I recently had a chance to speak with NEC's Charlie Langdon who took over from Tom Burger as the president of NEC Unified Solutions. Burger was an industry icon and very well-known to the TMC editorial team as someone with vision and deep understanding of the telecom market. Langdon's ascended to this post from his prior position as VP of Sales.
Langdon did a great job keynoting at ITEXPO a few weeks back, and I wanted to spend some time with him to hear his ideas fleshed out a bit more. I asked NEC's new president about his vision of enterprise communications, and I got more than I bargained for, as Langdon has a very complete vision of where things are going -- and where we've been.
He reviewed how the computer industry went from mainframes to client-server based architecture and how over time applications become less and less centralized. A good portion of our talk was devoted to how customers have become more empowered in the information technology world looking back twenty years.
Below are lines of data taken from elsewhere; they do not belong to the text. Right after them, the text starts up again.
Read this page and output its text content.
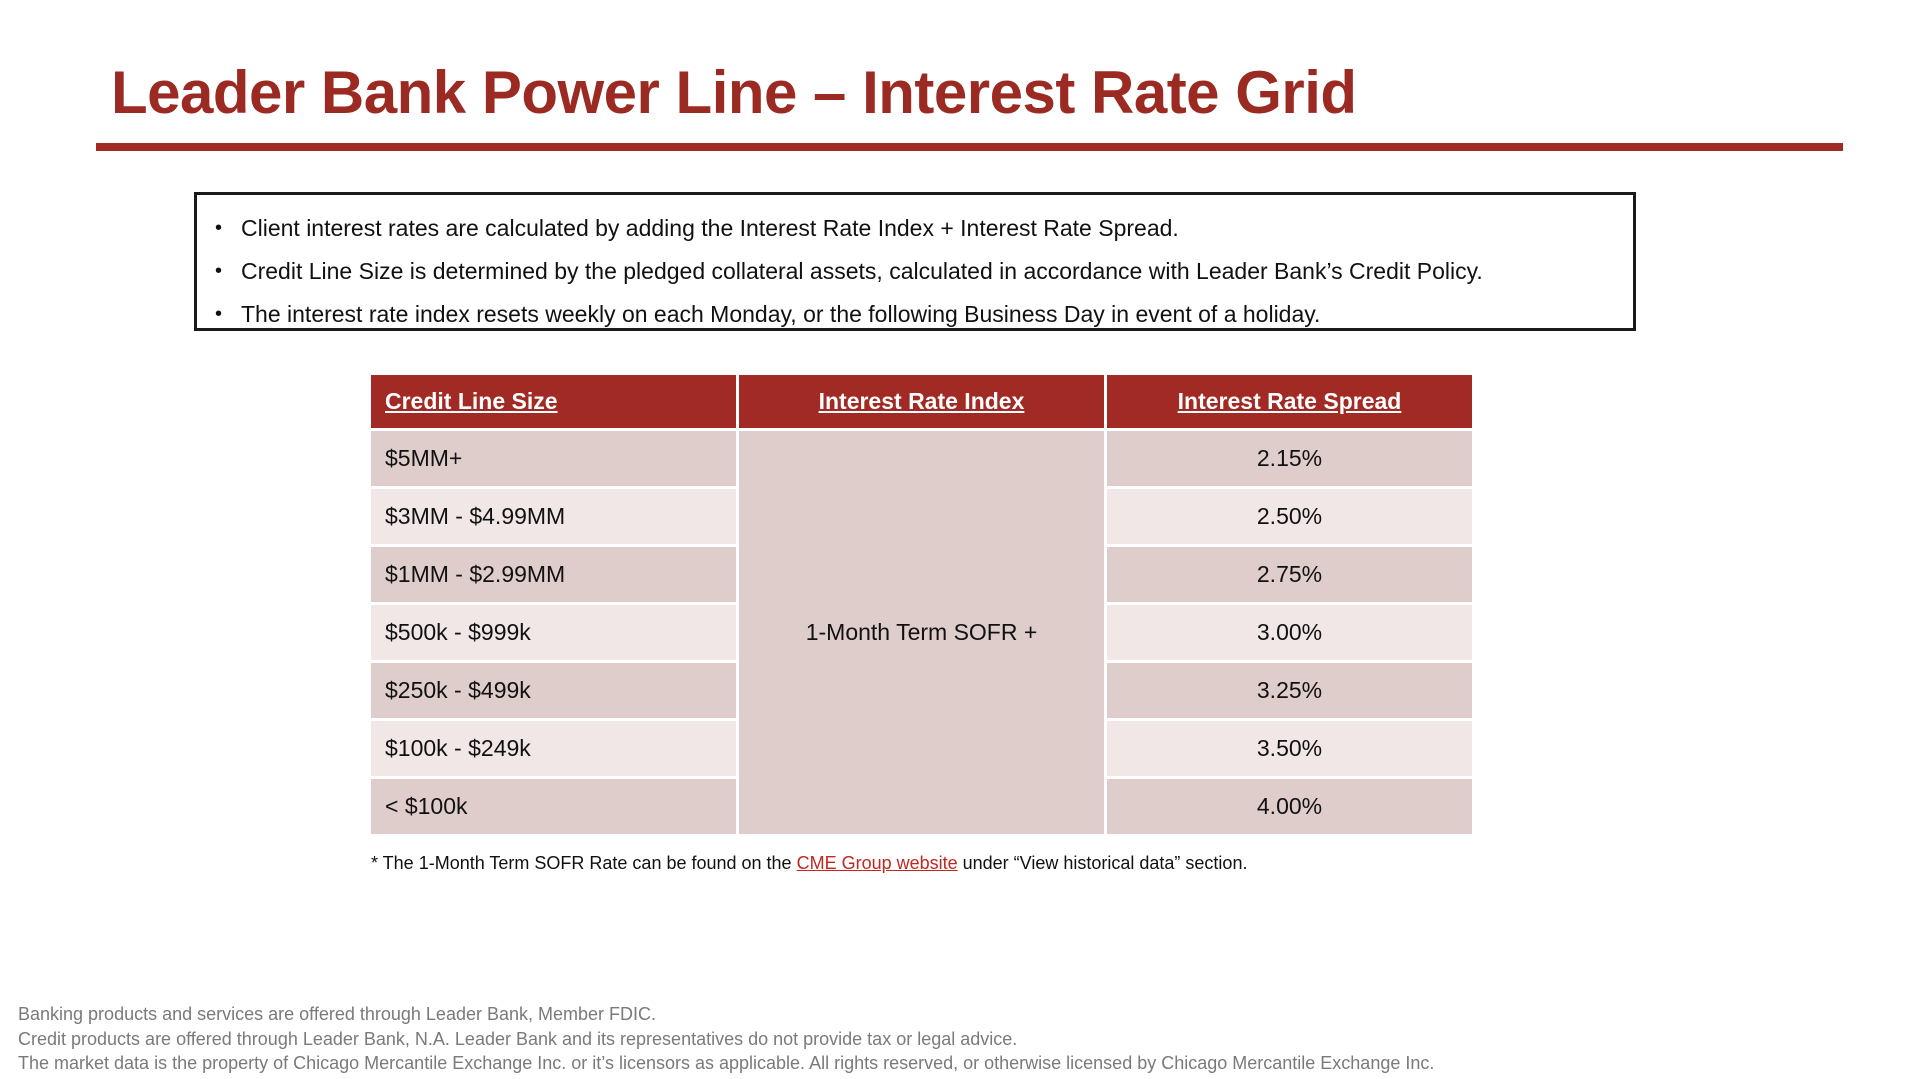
Leader Bank Power Line – Interest Rate Grid
• Client interest rates are calculated by adding the Interest Rate Index + Interest Rate Spread.
• Credit Line Size is determined by the pledged collateral assets, calculated in accordance with Leader Bank’s Credit Policy.
• The interest rate index resets weekly on each Monday, or the following Business Day in event of a holiday.
Credit Line Size	Interest Rate Index	Interest Rate Spread
$5MM+	1-Month Term SOFR +	2.15%
$3MM - $4.99MM		2.50%
$1MM - $2.99MM		2.75%
$500k - $999k		3.00%
$250k - $499k		3.25%
$100k - $249k		3.50%
< $100k		4.00%
* The 1-Month Term SOFR Rate can be found on the CME Group website under “View historical data” section.
Banking products and services are offered through Leader Bank, Member FDIC.
Credit products are offered through Leader Bank, N.A. Leader Bank and its representatives do not provide tax or legal advice.
The market data is the property of Chicago Mercantile Exchange Inc. or it’s licensors as applicable. All rights reserved, or otherwise licensed by Chicago Mercantile Exchange Inc.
There was a time when a company leaving an established vendor to purchase from a start-up was considered a black-eye for the big vendor and quite often such stories ended up in places like the Wall Street Journal.
This led us to the current state of communications where Langdon proclaimed, "VoIP is an open operating system for communications applications. It is like what UNIX was to operating systems." This was when he got animated -- well, as far as I can tell anyway, as we were on the phone. The conversation went on to the concept of communications becoming a business tool, something that enhances value. This is the natural evolution of VoIP, according to Langdon.
"VoIP is an open operating system for communications applications. It is like what UNIX was to operating systems."
In his view, VoIP isn't just about saving money but increasing corporate revenues through better communications.
The conversation started to go toward applications, and I asked what he thought about the concept of VoIP 2.0; he responded that NEC aligns with this concept. A few of the areas where the company is rolling out advanced applications, in fact, are healthcare and government markets. The company is distributing specific packages for universities and other markets. Interestingly, NEC really places a great deal of value on its resellers -- they even refer to this channel as a division of the company. This is fairly unusual, in my experience.
I wondered what NEC thought of what some of the big names in VoIP, such as Google, Skype, Microsoft and others. The reply wasn’t exactly what I expected, as I learned that NEC is in NDA discussion with one of these. He also mentioned that these companies are primarily focused on the consumer market -- perhaps implying there isn't much of a need to work with or fear some of these players. He made it clear to me that NEC wants to provide services where possible and allow other companies to provide applications.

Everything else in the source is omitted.